Au moment de sortir ce deuxième single, Alphaville, pris dans la tempête médiatique de son premier tube, se rend compte qu’il n’a rien de prêt pour la face B du 45 tours. À partir d’un instrumental composé par Bernhard Lloyd en novembre 1983, Marian Gold écrira en studio lors de l’enregistrement les paroles de ce qui va devenir The Nelson Highrise (Sector One: The Elevator). Le texte fait directement référence à la petite coopérative artistique, démocratique et socialiste formée quelques années auparavant par les membres du groupe avec d’autres amis artistes et baptisée Nelson Project. En quelques phrases, Marian décrit l’incroyable et fulgurante ascension d’Alphaville. Un morceau expérimental, comme il est de coutume pour les faces B des groupes de l’époque, qui deviendra un fil rouge dans la carrière d’Alphaville et donnera naissance à trois suites (Sector Two: The Mirror et Sector 3: The Garage en 1986, puis Sector 4: Scum of the Earth en 2000). « Chaque secteur représente une partie de l’immeuble Nelson Highrise. Chaque partie de l’immeuble représente une histoire. Chaque histoire représente une chanson. Ces histoires sont racontées de façon aléatoire », commentera le groupe en 1988.

Dans l’urgence, on n’a pas vraiment le temps de tourner un vrai clip et c’est une prestation du groupe dans l’émission Bananas que va récupérer la maison de disques pour promouvoir la chanson. Commercialisée en Allemagne le 14 mai 1984, Sounds Like a Melody est bien entendu accompagnée de sa version longue de près de 8 minutes en maxi 45 tours et, fait plus rare, la face B à elle aussi droit à sa version rallongée. La version album de Sounds Like a Melody, qui paraîtra sur le premier 33 tours du groupe en septembre de la même année, sera quant à elle retravaillée grâce à un mixage beaucoup plus subtil et soigné. En plus d’offrir une dizaine de secondes supplémentaires, on y trouve de nouvelles percussions, quelques effets ajoutés ou retirés, et surtout de vraies cordes enregistrées par l’orchestre de l’Opéra allemand de Berlin, arrangées par Wolfgang Loos, et qui se mêlent habilement aux synthétiseurs. Le final en devient symphonique, cordes et boîtes à rythmes se superposent en une envolée lyrique de toute beauté, et le morceau se dévoile désormais dans toute son ampleur.

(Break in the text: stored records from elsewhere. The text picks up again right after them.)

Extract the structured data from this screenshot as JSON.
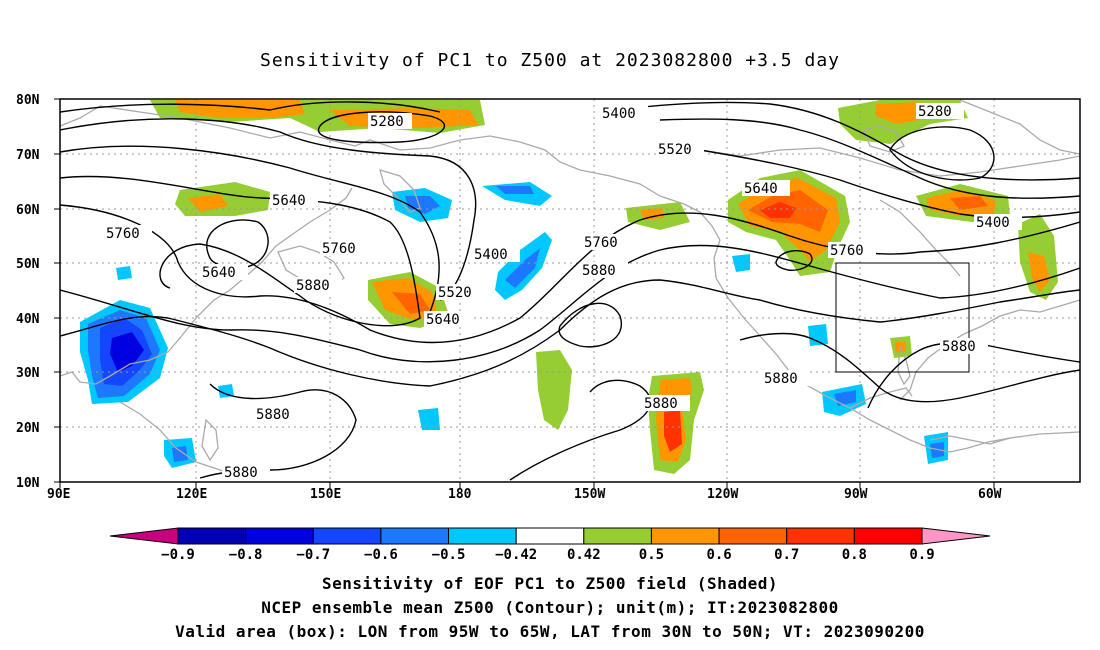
{
  "title": "Sensitivity of PC1 to Z500 at 2023082800 +3.5 day",
  "map": {
    "lat_labels": [
      "80N",
      "70N",
      "60N",
      "50N",
      "40N",
      "30N",
      "20N",
      "10N"
    ],
    "lon_labels": [
      "90E",
      "120E",
      "150E",
      "180",
      "150W",
      "120W",
      "90W",
      "60W"
    ],
    "valid_box": {
      "lon_min": "95W",
      "lon_max": "65W",
      "lat_min": "30N",
      "lat_max": "50N"
    },
    "contour_labels": [
      "5280",
      "5400",
      "5520",
      "5280",
      "5640",
      "5760",
      "5640",
      "5760",
      "5880",
      "5400",
      "5520",
      "5640",
      "5760",
      "5880",
      "5640",
      "5760",
      "5400",
      "5880",
      "5880",
      "5880",
      "5880",
      "5880"
    ]
  },
  "colorbar": {
    "levels": [
      "-0.9",
      "-0.8",
      "-0.7",
      "-0.6",
      "-0.5",
      "-0.42",
      "0.42",
      "0.5",
      "0.6",
      "0.7",
      "0.8",
      "0.9"
    ],
    "colors": [
      "#c8007e",
      "#0000b4",
      "#0000e0",
      "#1446ff",
      "#1e78ff",
      "#00c8ff",
      "#ffffff",
      "#96cd32",
      "#ff9600",
      "#ff6400",
      "#ff3200",
      "#ff0000",
      "#ff96c8"
    ]
  },
  "footer": {
    "line1": "Sensitivity of EOF PC1 to Z500 field (Shaded)",
    "line2": "NCEP ensemble mean Z500 (Contour); unit(m); IT:2023082800",
    "line3": "Valid area (box): LON from 95W to 65W, LAT from 30N to 50N; VT: 2023090200"
  },
  "colors": {
    "coast": "#aaaaaa",
    "contour": "#000000",
    "grid": "#999999",
    "green": "#96cd32",
    "orange": "#ff9600",
    "dark_orange": "#ff6400",
    "red": "#ff3200",
    "light_blue": "#00c8ff",
    "mid_blue": "#1e78ff",
    "blue": "#1446ff",
    "dark_blue": "#0000e0"
  }
}
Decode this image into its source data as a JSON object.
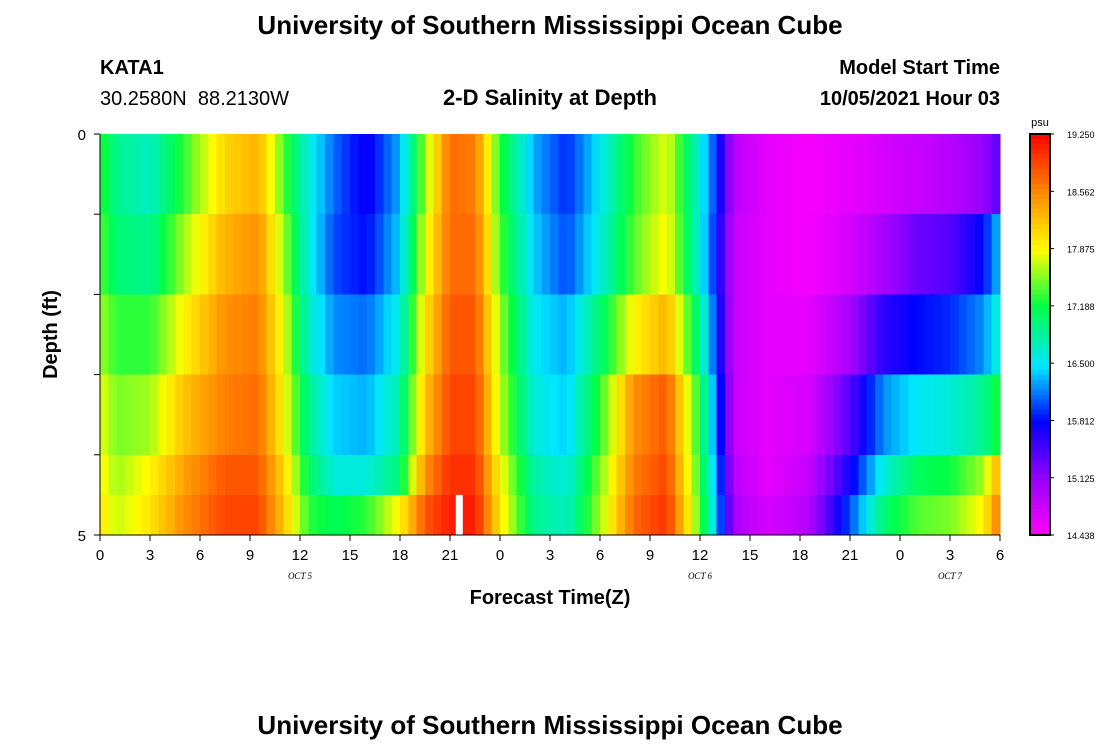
{
  "title": "University of Southern Mississippi Ocean Cube",
  "footer_title": "University of Southern Mississippi Ocean Cube",
  "station": {
    "id": "KATA1",
    "coords": "30.2580N  88.2130W"
  },
  "plot_title": "2-D Salinity at Depth",
  "model_start": {
    "label": "Model Start Time",
    "value": "10/05/2021 Hour 03"
  },
  "chart_data": {
    "type": "heatmap",
    "title": "2-D Salinity at Depth",
    "xlabel": "Forecast Time(Z)",
    "ylabel": "Depth (ft)",
    "ylim": [
      0,
      5
    ],
    "y_ticks": [
      "0",
      "5"
    ],
    "x_ticks": [
      "0",
      "3",
      "6",
      "9",
      "12",
      "15",
      "18",
      "21",
      "0",
      "3",
      "6",
      "9",
      "12",
      "15",
      "18",
      "21",
      "0",
      "3",
      "6"
    ],
    "date_labels": [
      {
        "label": "OCT 5",
        "hour_index": 12
      },
      {
        "label": "OCT 6",
        "hour_index": 36
      },
      {
        "label": "OCT 7",
        "hour_index": 51
      }
    ],
    "hours_range": [
      0,
      54
    ],
    "colorbar": {
      "unit": "psu",
      "min": 14.438,
      "max": 19.25,
      "labels": [
        "19.250",
        "18.562",
        "17.875",
        "17.188",
        "16.500",
        "15.812",
        "15.125",
        "14.438"
      ]
    },
    "depth_layers": [
      "0-1",
      "1-2",
      "2-3",
      "3-4",
      "4-4.5",
      "4.5-5"
    ],
    "time_keyframes_hours": [
      0,
      1,
      3,
      5,
      7.5,
      9.5,
      11,
      12.5,
      14,
      16,
      18,
      19.5,
      21,
      22.5,
      24,
      26,
      28,
      30,
      32,
      34,
      36,
      37,
      38,
      40,
      42.5,
      45,
      47,
      49,
      51,
      53,
      54
    ],
    "salinity_rows": [
      [
        17.3,
        16.9,
        16.7,
        17.3,
        18.1,
        18.3,
        17.4,
        16.6,
        16.1,
        15.7,
        16.3,
        17.6,
        18.7,
        18.6,
        17.3,
        16.3,
        15.9,
        16.5,
        17.3,
        17.8,
        16.6,
        15.9,
        14.9,
        14.6,
        14.5,
        14.6,
        14.7,
        14.8,
        14.9,
        15.1,
        15.4
      ],
      [
        17.4,
        17.0,
        16.9,
        17.6,
        18.3,
        18.5,
        17.6,
        16.6,
        16.0,
        15.8,
        16.4,
        17.8,
        18.7,
        18.7,
        17.4,
        16.4,
        16.0,
        16.6,
        17.4,
        17.9,
        16.6,
        15.8,
        14.8,
        14.6,
        14.5,
        14.7,
        15.0,
        15.3,
        15.4,
        15.8,
        16.4
      ],
      [
        17.6,
        17.3,
        17.3,
        17.9,
        18.5,
        18.6,
        17.8,
        16.7,
        16.2,
        16.1,
        16.6,
        18.0,
        18.8,
        18.8,
        17.6,
        16.5,
        16.3,
        17.0,
        17.9,
        18.3,
        16.9,
        15.9,
        14.8,
        14.6,
        14.6,
        15.0,
        15.6,
        15.8,
        15.9,
        16.2,
        16.7
      ],
      [
        17.8,
        17.5,
        17.6,
        18.2,
        18.6,
        18.7,
        17.9,
        16.9,
        16.4,
        16.3,
        16.8,
        18.2,
        18.9,
        18.9,
        17.7,
        16.6,
        16.4,
        17.3,
        18.5,
        18.8,
        17.2,
        16.1,
        14.8,
        14.6,
        14.7,
        15.4,
        16.2,
        16.5,
        16.6,
        16.9,
        17.3
      ],
      [
        17.9,
        17.6,
        17.9,
        18.4,
        18.8,
        18.8,
        18.1,
        17.1,
        16.6,
        16.6,
        17.0,
        18.5,
        19.0,
        19.0,
        17.9,
        16.8,
        16.6,
        17.5,
        18.6,
        18.9,
        17.3,
        16.2,
        14.9,
        14.6,
        14.8,
        15.7,
        16.6,
        17.1,
        17.2,
        17.6,
        18.4
      ],
      [
        18.0,
        17.7,
        18.0,
        18.5,
        18.9,
        18.9,
        18.2,
        17.3,
        17.1,
        17.3,
        17.9,
        18.8,
        19.1,
        19.1,
        18.0,
        16.9,
        16.7,
        17.6,
        18.7,
        19.0,
        17.4,
        16.3,
        15.0,
        14.7,
        14.9,
        16.0,
        17.0,
        17.4,
        17.5,
        17.9,
        18.7
      ]
    ]
  }
}
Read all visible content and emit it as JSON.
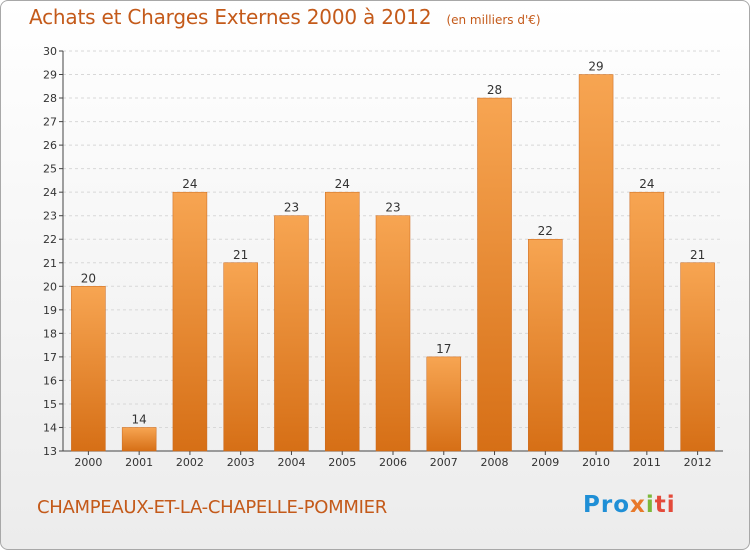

Entré dans les charts allemands le 4 juin alors que Big in Japan est encore 12e, Sounds Like a Melody grimpe jusqu’à la 3e place le 23 juillet et devient disque d’or. En France, le single est commercialisé quelques mois plus tard et le succès est également au rendez-vous avec une 10e place au Top 50 début février 1985 et plus de 300 000 ventes.

Le thème de Sounds Like a Melody inspirera d’autres musiciens, et notamment le groupe Cappella qui l’utilise en 1993 sur son morceau U Got 2 Let the Music qui devient un très gros succès.